Life is both science and art. There is a distinct and detailed methodology which is inbuilt and there is a way in which you live. Brain, which is at the centre of our lives and steers it through the entire course of our existence, is also a science and an art. Similarly, the practice of medicine is both science and an art.

There are three components to healing. One is the medicine, second is the individual’s own healing capacity, and the third, is beyond comprehension, the one we shall be addressing as faith healing. The first one is obvious reference to a formal training in the science of medicine and its application in curing an ailing human body.

It is scientifically substantiated that every individual has about 25-30% capacity to heal as a natural process. We term this as self-healing in the common parlance. As natural and simple as it seems, there’s a science behind how this happens, or how one heals — what changes take place at the level of the chromosome, among other workings that lead to the body attempting to heal itself. For example, if you suffer a cut, nature heals it on its own. The body recovers from a minor fever or temperature by itself.

The third component, and by far the most underrated, is faith healing or the placebo effect that impacts a person’s recovery from an injury or ailment. Placebo, according to Oxford, refers to beneficial effect produced by a placebo drug or treatment, which cannot be attributed to the properties of the placebo itself, and must therefore be due to the patient's belief in that treatment. Many visiting patients often tell us the moment they enter the chamber that they already feel better and believe they have healed. It has happened to most of us. When you leave home, you’re sick and by the time you reach the doctor, you feel you’re fine, even without having taken a single dose of medicine.

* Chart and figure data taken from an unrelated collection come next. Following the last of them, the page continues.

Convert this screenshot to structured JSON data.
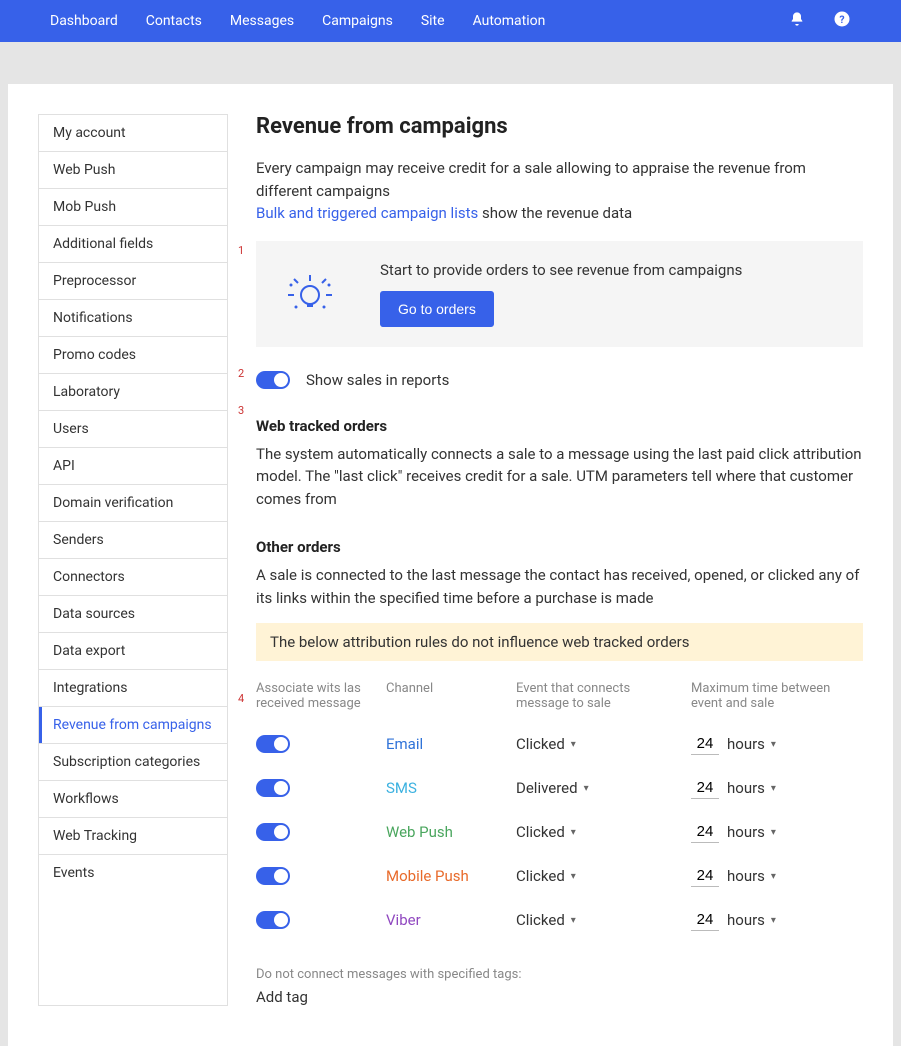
{
  "topnav": {
    "items": [
      "Dashboard",
      "Contacts",
      "Messages",
      "Campaigns",
      "Site",
      "Automation"
    ]
  },
  "sidebar": {
    "items": [
      "My account",
      "Web Push",
      "Mob Push",
      "Additional fields",
      "Preprocessor",
      "Notifications",
      "Promo codes",
      "Laboratory",
      "Users",
      "API",
      "Domain verification",
      "Senders",
      "Connectors",
      "Data sources",
      "Data export",
      "Integrations",
      "Revenue from campaigns",
      "Subscription categories",
      "Workflows",
      "Web Tracking",
      "Events"
    ],
    "active_index": 16
  },
  "page": {
    "title": "Revenue from campaigns",
    "intro1": "Every campaign may receive credit for a sale allowing to appraise the revenue from different campaigns",
    "intro_link": "Bulk and triggered campaign lists",
    "intro2": " show the revenue data"
  },
  "promo": {
    "text": "Start to provide orders to see revenue from campaigns",
    "button": "Go to orders"
  },
  "show_sales": {
    "label": "Show sales in reports",
    "on": true
  },
  "web_orders": {
    "title": "Web tracked orders",
    "body": "The system automatically connects a sale to a message using the last paid click attribution model. The \"last click\" receives credit for a sale. UTM parameters tell where that customer comes from"
  },
  "other_orders": {
    "title": "Other orders",
    "body": "A sale is connected to the last message the contact has received, opened, or clicked any of its links within the specified time before a purchase is made"
  },
  "warning": "The below attribution rules do not influence web tracked orders",
  "table": {
    "headers": {
      "assoc": "Associate wits las received message",
      "channel": "Channel",
      "event": "Event that connects message to sale",
      "time": "Maximum time between event and sale"
    },
    "rows": [
      {
        "on": true,
        "channel": "Email",
        "cls": "ch-email",
        "event": "Clicked",
        "num": "24",
        "unit": "hours"
      },
      {
        "on": true,
        "channel": "SMS",
        "cls": "ch-sms",
        "event": "Delivered",
        "num": "24",
        "unit": "hours"
      },
      {
        "on": true,
        "channel": "Web Push",
        "cls": "ch-webpush",
        "event": "Clicked",
        "num": "24",
        "unit": "hours"
      },
      {
        "on": true,
        "channel": "Mobile Push",
        "cls": "ch-mobpush",
        "event": "Clicked",
        "num": "24",
        "unit": "hours"
      },
      {
        "on": true,
        "channel": "Viber",
        "cls": "ch-viber",
        "event": "Clicked",
        "num": "24",
        "unit": "hours"
      }
    ]
  },
  "tags": {
    "label": "Do not connect messages with specified tags:",
    "add": "Add tag"
  },
  "annotations": [
    "1",
    "2",
    "3",
    "4"
  ],
  "colors": {
    "brand": "#3761e9"
  }
}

It’s the same kind of faith that manifests itself when you are visiting a religious place like the Vaishno Devi shrine, or any temple, or a place of worship. You get this overpowering sense that I will be benefitted. I feel good. That’s your faith expressing itself when it connects with some place or some one, however, intangible it might seem or come across as.

The art is using this science which you are trained in and the kind of faith which you generate, which includes your communication skill, your knowledge base, and your ability to deduce a line of treatment that would start the healing process. The art is to take that 25-30% of the individual’s own healing capacity, and the placebo effect and integrating them with the science of medicine.

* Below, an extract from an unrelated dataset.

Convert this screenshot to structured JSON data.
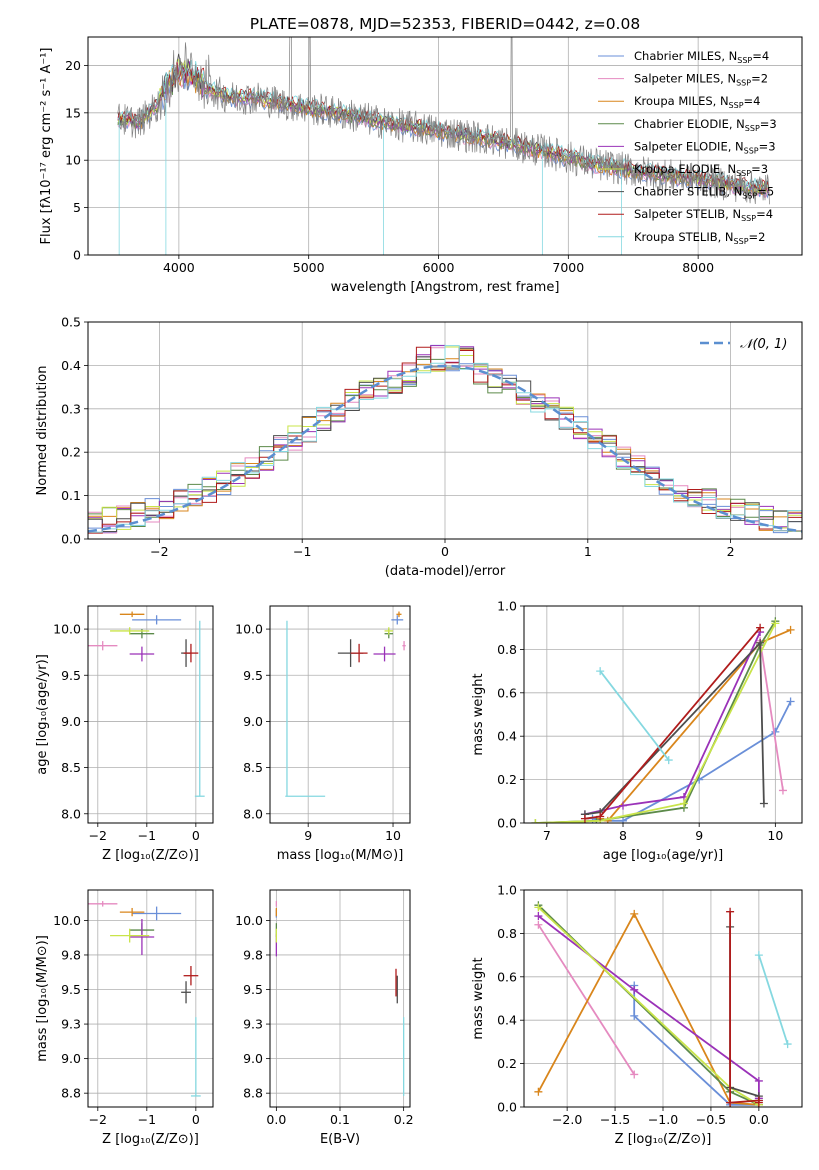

I can tell from experience doctors who generate this faith and use it to further their treatment of an ailment pull off the seemingly impossible while being lavished with epithets such as “messenger of god”, “god in human incarnation” and other superhuman references that dwell on the miracle of a healing that was unexpected in the first place.

An example will illustrate what I’m trying to underline here. I received a patient who had come in from outside Rajasthan. She was a middle-aged woman and healthy in her disposition. It was only after she removed her head scarf that her ailment manifested itself in full view. She had only a handful of hair strands left on her scalp. You could have counted them on your fingertips and you wouldn’t have run out of fingers.

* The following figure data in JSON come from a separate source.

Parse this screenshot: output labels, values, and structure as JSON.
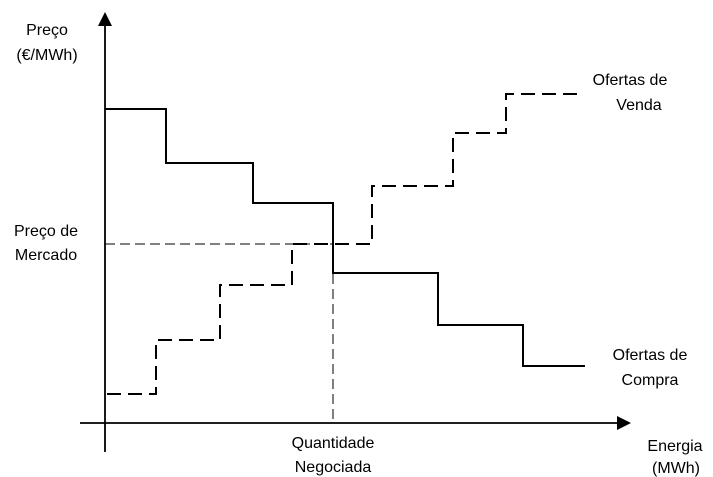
{
  "axes": {
    "y_label_line1": "Preço",
    "y_label_line2": "(€/MWh)",
    "x_label_line1": "Energia",
    "x_label_line2": "(MWh)"
  },
  "equilibrium": {
    "price_label_line1": "Preço de",
    "price_label_line2": "Mercado",
    "quantity_label_line1": "Quantidade",
    "quantity_label_line2": "Negociada"
  },
  "curves": {
    "supply_label_line1": "Ofertas de",
    "supply_label_line2": "Venda",
    "demand_label_line1": "Ofertas de",
    "demand_label_line2": "Compra"
  },
  "colors": {
    "ink": "#000000",
    "background": "#ffffff"
  }
}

She had been plucking off her hair for years now and couldn’t resist the urge to manually pull them off her scalp. She spoke to me about her condition and how she has seen doctors across India but couldn’t end the painful obsession that had resulted in a balding scalp. It took me one sitting with her to briefly understand what was affecting her. She was a clinical case of an Obsessive Compulsive Disorder. I simply chose to trace back the observation to that part of the brain where the anomaly had set in triggering the compulsive response and prescribed her medication which would suppress that neural trigger.

On her next visit, she showed off hair on her scalp. There was 25-30 per cent cover compared to her first visit. She was visibly moved and addressed me as an incarnation of Lord Krishna before leaving for her home. Looking back, her cure was simply a generic suppressant and mostly faith-healing.

Integrating that science and art is ultimately what we are: one of the components in the healing of the human being.